With binge eating or any negative relationship with food, it takes time, there is no quick fix or overnight solution. You need to take it one day at a time and celebrate the little wins along the way. When I coach my clients, I get them to track their macros, even on a day when they binge. This allows them to recognise it and own the decision. Make steps to change it and prevent it from happening again and move on. By tracking their intake I believe, even during a binge, there is the psychological impact on how far you go, it brings more awareness to the situation and ultimately makes you stop or at the very least register its happening. This also allows you to own the decision and not bury your head in the sand and pretend it's not happening.

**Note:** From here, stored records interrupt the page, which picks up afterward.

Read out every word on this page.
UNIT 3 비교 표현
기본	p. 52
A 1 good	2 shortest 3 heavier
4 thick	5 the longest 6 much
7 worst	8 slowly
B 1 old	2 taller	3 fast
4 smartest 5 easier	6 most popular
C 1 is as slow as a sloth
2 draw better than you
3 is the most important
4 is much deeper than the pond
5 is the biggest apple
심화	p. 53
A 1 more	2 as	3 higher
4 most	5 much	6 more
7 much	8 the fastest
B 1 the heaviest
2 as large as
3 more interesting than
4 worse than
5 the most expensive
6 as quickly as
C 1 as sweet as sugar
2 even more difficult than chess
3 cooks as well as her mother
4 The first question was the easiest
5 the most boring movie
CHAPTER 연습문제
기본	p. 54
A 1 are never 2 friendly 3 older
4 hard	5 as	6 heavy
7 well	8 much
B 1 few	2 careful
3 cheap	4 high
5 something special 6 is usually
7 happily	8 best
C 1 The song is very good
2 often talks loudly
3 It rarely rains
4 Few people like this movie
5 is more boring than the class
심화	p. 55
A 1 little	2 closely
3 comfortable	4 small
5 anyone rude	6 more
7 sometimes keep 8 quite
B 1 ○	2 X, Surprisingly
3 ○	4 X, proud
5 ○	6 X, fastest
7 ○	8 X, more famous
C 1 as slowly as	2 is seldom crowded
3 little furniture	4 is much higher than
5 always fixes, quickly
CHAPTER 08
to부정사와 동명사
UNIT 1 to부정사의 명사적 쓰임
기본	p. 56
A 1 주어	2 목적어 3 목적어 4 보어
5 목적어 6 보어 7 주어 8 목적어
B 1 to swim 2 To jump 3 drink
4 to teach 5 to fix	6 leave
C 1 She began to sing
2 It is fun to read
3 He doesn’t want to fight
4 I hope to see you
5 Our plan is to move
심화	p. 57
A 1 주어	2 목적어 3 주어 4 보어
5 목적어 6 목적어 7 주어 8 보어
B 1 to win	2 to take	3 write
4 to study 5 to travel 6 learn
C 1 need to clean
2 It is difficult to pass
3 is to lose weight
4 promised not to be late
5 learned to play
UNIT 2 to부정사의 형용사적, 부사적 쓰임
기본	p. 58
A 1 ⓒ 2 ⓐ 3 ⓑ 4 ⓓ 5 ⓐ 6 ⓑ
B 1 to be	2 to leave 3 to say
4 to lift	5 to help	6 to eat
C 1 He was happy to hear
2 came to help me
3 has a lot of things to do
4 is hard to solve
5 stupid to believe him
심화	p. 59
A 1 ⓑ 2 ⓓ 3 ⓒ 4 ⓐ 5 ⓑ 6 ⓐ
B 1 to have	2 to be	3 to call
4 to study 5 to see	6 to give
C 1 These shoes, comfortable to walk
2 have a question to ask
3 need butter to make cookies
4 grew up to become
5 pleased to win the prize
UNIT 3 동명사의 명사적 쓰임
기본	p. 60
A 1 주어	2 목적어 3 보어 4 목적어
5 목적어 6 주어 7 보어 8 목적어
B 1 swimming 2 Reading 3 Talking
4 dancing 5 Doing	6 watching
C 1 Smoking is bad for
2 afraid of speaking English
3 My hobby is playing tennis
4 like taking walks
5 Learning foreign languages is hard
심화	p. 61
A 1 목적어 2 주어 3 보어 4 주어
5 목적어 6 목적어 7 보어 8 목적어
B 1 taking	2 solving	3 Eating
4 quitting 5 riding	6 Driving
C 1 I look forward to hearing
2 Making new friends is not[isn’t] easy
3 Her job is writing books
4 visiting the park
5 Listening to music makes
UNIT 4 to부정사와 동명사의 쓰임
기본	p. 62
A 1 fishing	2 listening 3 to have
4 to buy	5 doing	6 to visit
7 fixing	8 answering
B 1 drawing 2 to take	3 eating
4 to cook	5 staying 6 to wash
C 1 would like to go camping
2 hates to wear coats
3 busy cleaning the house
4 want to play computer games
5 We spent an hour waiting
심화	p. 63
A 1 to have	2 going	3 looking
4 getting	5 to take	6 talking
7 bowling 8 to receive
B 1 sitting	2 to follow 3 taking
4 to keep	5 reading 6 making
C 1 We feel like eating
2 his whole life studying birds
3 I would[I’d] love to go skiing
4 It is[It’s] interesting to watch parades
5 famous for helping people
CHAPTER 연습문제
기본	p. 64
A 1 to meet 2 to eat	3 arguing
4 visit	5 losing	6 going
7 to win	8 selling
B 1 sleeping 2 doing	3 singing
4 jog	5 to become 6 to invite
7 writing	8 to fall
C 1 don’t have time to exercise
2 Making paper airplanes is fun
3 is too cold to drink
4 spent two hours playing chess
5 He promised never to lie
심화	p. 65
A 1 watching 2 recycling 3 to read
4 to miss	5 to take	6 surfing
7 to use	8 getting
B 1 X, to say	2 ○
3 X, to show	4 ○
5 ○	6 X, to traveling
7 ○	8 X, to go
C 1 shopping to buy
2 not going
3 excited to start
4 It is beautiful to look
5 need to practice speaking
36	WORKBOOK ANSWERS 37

I have had clients that have dealt with binge eating habits using this method and it has worked. Teaching people that food is fuel and should be enjoyed, enables you to have a much better relationship with food and not have negative emotional attachments to it.
We are all human and at one stage have overeaten, how you decide to deal with it and feel about it will dictate your relationship with food.
What to do if you feel like you're in a binge cycle
If you feel like you might be in a binge cycle or have an unhealthy relationship with food I would suggest writing down how you feel:
- How do you feel just before, during and after the binge?
- What triggers it? Stress, anxiety, or depression?
- Are you craving certain foods?
- Are you alone when you binge?
- What time of day is it?
And then try some of the below tips to see if it helps:
- Track your food using an app (download My fitness Pal for free)
- Allow the foods you binge on in your diet, within moderation and also getting enough protein, fibre and vitamins and minerals.
- Increase your water consumption (2.5-4litres a day)
- How much sleep are you getting (you need around 7.5-9 hrs a night)
- If you feel a binge coming on, stop, take a minute to breathe slow breaths into the diaphragm
- Seek professional help if needed.
Please don’t punish yourself, but seek out some help. I must stress that not all cases are the same and some people have severe eating disorders that will require professional help.